Since stay order was not sought to be extended, 22 out of 64 unofficial respondents withdrew the amounts to a tune of Rs. 27,89,205/- by filing Interlocutory Applications in the Labour Court. For the foregoing reasons and under the circumstances, this Court does not see any impropriety in the Labour Court, in the facts of the present case, in permitting the withdrawal of deposited amount. 12. It is the further case of petitioner that neither respondent workmen nor their Counsel disclosed to Labour Court about the settlements already made with respect to 32 workmen. As a result, the Labour Court, without deducting the amount already paid to the tune of Rs.43,33,550/-, directed Petitioner to pay full claim amount of Rs. 1,58,12,319/- as prayed in M.P. The claim amount was not backed by proper calculation or supporting documents, which amounts to suppression of material facts and misleading the Court. On the other hand, unofficial respondents contend that they came to know about the alleged full and final settlements said to have been made with 32 employees only after filing of the present Writ Petition. No records whatsoever were filed before the Labour Court in M.P. No. 51 of 2004 to show that such settlements had been effected outside the Court. In the absence of such record, there was no occasion for the Labour Court to consider the same.

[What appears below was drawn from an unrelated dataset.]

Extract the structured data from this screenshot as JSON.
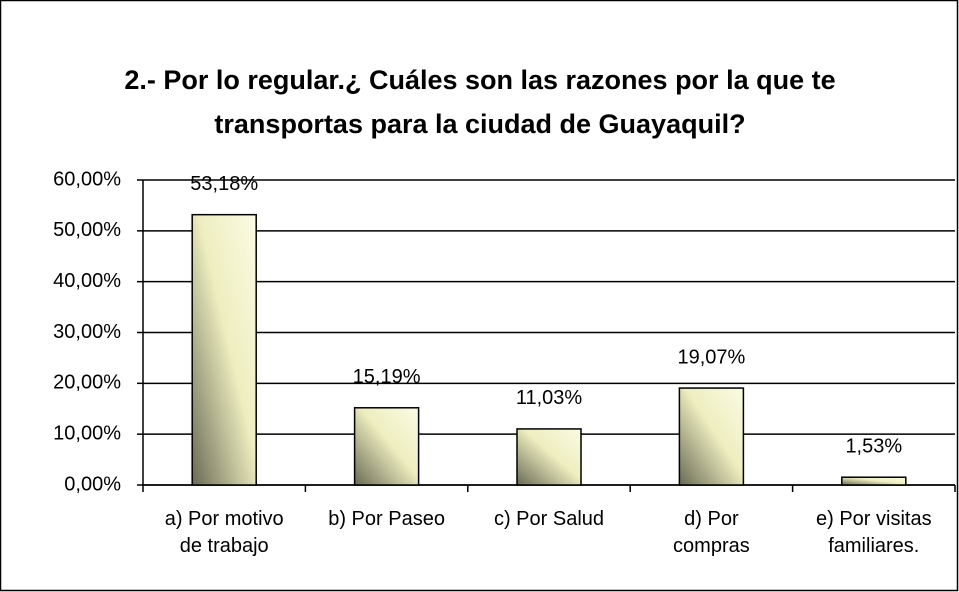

Since the plea of full and final settlement with 32 employees is unsupported by record in M.P. No. 51 of 2004, and the Labour Court cannot be faulted for not considering what was never placed before it. 13. Therefore, this Court finds that the order of the Labour Court-II, Hyderabad, in M.P. No. 51 of 2004 dated 18-01-2019 does not suffer from illegality or infirmity warranting interference under Article 226 of the Constitution of India. Accordingly, this Writ Petition fails and the same is hereby dismissed. 14. Consequently, the interim order dated 26-04-2019 stands vacated automatically.